Contrefaçon de marque sur internet: le rappel du critère de destination
La société de droit suédois Team Reager AB, spécialisée dans la conception de produits et services pour téléphones portables, a créé un « kit mains libres » innovant dénommé « Moobitalk ».
Afin de garantir la pérennité de l’exploitation de ce produit, elle a déposé, le 19 octobre 2010, la marque verbale communautaire « Moobitalk ».
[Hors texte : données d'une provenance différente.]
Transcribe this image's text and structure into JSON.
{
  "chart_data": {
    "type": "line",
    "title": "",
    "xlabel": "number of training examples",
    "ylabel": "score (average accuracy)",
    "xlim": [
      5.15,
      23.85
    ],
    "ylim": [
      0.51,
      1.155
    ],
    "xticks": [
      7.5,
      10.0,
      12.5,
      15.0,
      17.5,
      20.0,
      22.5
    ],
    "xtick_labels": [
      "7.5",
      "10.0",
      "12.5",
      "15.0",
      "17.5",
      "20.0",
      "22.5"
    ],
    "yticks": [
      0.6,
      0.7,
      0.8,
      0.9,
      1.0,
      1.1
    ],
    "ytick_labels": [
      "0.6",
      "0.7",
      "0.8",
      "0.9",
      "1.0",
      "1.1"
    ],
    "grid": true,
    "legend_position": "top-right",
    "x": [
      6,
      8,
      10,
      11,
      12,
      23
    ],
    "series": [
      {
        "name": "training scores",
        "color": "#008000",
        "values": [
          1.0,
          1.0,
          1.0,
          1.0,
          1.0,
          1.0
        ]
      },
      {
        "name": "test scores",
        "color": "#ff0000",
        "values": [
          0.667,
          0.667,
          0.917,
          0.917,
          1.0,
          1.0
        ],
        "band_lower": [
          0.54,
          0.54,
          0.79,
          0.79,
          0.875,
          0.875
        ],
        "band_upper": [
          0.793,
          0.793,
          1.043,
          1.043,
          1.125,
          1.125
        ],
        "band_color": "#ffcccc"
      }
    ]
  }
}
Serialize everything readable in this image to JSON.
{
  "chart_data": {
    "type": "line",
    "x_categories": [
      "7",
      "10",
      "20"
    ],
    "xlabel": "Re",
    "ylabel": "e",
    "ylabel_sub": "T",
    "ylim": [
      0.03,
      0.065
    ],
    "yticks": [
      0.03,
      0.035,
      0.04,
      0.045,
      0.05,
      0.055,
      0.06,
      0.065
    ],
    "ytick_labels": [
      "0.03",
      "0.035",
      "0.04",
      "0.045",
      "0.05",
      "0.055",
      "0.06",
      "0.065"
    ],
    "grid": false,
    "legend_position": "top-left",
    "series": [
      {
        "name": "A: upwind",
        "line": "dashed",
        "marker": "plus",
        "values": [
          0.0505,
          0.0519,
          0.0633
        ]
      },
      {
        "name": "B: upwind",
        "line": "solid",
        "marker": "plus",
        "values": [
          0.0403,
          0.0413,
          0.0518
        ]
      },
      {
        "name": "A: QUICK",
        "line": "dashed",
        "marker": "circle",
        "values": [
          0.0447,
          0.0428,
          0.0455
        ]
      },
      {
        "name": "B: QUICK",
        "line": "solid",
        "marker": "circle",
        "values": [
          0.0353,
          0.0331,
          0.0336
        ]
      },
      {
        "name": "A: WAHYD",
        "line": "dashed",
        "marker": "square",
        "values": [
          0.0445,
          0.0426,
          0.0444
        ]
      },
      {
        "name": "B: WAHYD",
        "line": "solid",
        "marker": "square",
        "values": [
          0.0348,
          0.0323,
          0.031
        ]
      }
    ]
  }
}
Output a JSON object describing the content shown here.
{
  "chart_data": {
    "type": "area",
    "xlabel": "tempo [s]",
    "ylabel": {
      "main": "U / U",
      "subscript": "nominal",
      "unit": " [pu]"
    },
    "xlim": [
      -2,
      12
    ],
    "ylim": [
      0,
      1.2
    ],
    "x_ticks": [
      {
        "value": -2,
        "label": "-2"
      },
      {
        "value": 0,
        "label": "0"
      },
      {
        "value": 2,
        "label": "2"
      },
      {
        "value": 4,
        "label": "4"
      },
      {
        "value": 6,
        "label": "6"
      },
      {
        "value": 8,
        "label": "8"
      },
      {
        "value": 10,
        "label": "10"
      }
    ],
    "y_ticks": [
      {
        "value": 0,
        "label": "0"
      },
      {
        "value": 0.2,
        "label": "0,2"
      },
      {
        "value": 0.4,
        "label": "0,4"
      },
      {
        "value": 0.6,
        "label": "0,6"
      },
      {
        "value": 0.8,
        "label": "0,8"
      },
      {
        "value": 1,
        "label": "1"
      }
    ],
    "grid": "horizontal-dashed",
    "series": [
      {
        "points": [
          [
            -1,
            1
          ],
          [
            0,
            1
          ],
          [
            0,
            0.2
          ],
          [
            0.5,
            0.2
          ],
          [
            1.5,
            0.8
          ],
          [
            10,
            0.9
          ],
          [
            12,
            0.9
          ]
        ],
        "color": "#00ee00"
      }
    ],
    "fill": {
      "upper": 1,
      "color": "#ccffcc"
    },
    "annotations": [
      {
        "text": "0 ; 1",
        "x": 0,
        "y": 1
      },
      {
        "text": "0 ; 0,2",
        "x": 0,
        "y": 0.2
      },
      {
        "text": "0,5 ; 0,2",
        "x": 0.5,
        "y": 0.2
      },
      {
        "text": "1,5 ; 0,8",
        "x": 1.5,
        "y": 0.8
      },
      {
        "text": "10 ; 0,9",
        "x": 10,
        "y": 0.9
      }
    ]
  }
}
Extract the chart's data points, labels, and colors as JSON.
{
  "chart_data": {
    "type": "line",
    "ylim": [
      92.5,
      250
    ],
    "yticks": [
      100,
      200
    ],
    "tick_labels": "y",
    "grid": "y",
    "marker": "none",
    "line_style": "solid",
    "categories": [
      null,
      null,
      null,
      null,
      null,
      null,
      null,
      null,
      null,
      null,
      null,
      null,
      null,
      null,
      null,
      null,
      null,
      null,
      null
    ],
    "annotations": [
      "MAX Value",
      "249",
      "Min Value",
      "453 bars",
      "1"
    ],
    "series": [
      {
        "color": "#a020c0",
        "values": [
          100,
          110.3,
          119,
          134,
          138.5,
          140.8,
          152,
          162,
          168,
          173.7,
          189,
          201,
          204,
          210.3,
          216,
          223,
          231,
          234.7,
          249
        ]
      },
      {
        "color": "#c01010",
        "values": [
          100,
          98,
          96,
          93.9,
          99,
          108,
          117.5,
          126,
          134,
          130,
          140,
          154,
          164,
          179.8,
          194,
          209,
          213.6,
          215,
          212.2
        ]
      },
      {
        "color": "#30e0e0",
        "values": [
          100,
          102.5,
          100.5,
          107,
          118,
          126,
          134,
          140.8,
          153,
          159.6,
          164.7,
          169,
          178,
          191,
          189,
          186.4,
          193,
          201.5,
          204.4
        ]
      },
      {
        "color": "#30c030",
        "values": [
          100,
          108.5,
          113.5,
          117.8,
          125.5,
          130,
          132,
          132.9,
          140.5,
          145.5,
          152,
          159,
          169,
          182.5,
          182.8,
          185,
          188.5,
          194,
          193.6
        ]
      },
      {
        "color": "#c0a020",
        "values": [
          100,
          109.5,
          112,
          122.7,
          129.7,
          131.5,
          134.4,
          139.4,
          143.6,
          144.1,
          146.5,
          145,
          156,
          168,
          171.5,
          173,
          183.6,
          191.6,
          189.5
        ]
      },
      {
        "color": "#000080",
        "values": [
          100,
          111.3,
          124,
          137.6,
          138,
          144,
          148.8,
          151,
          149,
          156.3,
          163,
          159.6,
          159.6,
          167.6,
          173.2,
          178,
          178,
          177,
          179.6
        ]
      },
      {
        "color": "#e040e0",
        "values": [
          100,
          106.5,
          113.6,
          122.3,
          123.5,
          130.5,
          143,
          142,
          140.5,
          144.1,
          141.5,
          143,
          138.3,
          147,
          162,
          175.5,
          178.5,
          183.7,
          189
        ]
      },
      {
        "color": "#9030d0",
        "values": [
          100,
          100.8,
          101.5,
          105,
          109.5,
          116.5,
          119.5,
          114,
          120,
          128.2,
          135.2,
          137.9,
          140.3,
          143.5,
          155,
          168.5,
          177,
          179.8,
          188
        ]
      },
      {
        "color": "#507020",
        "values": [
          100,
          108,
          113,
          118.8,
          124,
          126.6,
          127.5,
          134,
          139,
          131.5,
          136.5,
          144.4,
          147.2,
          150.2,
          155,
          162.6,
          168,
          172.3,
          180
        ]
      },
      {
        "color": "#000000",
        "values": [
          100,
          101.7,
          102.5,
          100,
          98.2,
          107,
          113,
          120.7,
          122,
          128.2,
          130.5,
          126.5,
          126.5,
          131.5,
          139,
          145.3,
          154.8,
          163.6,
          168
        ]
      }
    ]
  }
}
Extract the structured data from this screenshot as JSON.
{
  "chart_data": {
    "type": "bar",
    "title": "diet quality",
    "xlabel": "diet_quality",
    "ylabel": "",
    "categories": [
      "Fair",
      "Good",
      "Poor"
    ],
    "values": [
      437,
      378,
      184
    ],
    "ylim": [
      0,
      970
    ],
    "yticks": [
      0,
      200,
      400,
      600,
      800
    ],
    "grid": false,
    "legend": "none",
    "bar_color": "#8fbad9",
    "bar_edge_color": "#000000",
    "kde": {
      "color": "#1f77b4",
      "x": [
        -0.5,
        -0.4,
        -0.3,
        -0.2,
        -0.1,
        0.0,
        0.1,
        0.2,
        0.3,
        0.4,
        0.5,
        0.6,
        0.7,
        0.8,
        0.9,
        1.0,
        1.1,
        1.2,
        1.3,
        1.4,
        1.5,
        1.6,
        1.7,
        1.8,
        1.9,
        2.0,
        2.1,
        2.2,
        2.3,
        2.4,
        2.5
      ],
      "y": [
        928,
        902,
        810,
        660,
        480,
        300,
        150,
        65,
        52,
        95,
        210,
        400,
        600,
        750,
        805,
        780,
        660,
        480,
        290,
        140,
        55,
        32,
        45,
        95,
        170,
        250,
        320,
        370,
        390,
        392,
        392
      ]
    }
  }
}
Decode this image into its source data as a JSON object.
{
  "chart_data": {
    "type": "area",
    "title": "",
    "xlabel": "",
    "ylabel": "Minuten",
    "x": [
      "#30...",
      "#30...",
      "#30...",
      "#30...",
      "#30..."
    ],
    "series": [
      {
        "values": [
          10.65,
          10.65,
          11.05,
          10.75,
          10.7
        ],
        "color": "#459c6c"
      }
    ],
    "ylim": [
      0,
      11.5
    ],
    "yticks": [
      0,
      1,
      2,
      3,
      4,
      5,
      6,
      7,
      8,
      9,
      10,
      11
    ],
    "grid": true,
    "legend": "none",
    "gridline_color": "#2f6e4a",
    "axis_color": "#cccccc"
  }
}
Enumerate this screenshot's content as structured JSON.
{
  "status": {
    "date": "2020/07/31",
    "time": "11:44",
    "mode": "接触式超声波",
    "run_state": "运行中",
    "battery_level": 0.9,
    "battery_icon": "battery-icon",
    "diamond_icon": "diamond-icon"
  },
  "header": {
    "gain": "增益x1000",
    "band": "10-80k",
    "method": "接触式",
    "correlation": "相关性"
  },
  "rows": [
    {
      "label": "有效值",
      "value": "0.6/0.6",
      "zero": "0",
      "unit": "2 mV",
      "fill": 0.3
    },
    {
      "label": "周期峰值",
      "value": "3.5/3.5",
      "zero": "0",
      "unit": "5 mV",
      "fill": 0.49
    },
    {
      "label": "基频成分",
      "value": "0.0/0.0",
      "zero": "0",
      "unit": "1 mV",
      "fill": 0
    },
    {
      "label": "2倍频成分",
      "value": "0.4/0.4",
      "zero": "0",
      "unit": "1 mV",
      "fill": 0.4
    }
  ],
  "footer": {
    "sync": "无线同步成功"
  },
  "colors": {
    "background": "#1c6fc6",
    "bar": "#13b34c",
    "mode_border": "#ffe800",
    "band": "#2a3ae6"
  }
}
S’étant aperçue que M. X., un dirigeant de sociétés proposant des services de communication regroupés autour du suffixe « moobi » au Proche-Orient et plus particulièrement au Yemen, avait enregistré le 17 avril 2011 (soit postérieurement à la marque « Moobitalk » précitée) le nom de domaine « moobitalk.com », la société Team Reager AB a demandé à l’OMPI le transfert dudit nom de domaine à son bénéfice dans le cadre d’une procédure UDRP.
Ce transfert lui a été accordé par décision du 29 juillet 2013.
M.X. a interjeté appel de cette décision devant la Cour d’Appel de Paris qui a infirmé la décision de l’OMPI et rappelé que si l’utilisation d’un signe distinctif comme nom de domaine sur Internet peut constituer un acte d’usage dans la vie des affaires au sens de l’article 9 du règlement communautaire (CE) n° 207/2009 du 26 février 2009 (condition nécessaire à constituer l’acte de contrefaçon), un tel usage ne peut constituer un acte de contrefaçon d’une marque qu’à la condition que le public visé par le site litigieux est situé sur le territoire de l’Union européenne.
En application de ce principe et en constatant que, malgré l’identité de la marque « moobitalk » avec le nom de domaine litigieux, le site internet auquel renvoi ledit nom de domaine (i) est rédigé en anglais ou en arabe et (ii) propose huit versions s’adressant chacune aux consommateurs de huit pays du Proche et du Moyen Orient, soit la Jordanie, le Koweit, l’Irak, les Emirats arabes unis, la Palestine, l’Arabie Saoudite, le Maroc et la Mauritanie, la Cour d’Appel a jugé que le public situé sur le territoire de l’Union européenne n’était pas visé par le site internet et par conséquent, que la contrefaçon n’était pas établie.
La Cour d’Appel a précisé en outre que l’extension « .com » est commune à tous les pays et, dès lors, dépourvue de signification géographique. Ainsi, elle ne traduit pas nécessairement la volonté de toucher le public partout dans le monde et en particulier sur le territoire de l’Union européenne.
Si cette décision s’inscrit dans une jurisprudence constante et désormais bien établie, elle a le mérite de rappeler aux titulaires de droits les limites du droit des marques qui sont intrinsèquement liées à sa territorialité. Afin d’éviter des désagréments similaires, la réflexion et la mise en place d’une véritable stratégie de protection du portefeuille de marques et noms de domaine apparaissent indispensables. Le titulaire de la marque aurait ainsi pu enregistrer le nom de domaine correspondant à sa marque dans les différentes extensions génériques (y compris .com, .eu, .biz, etc.) et/ou prévoir de déposer sa marque dans des territoires plus pertinents.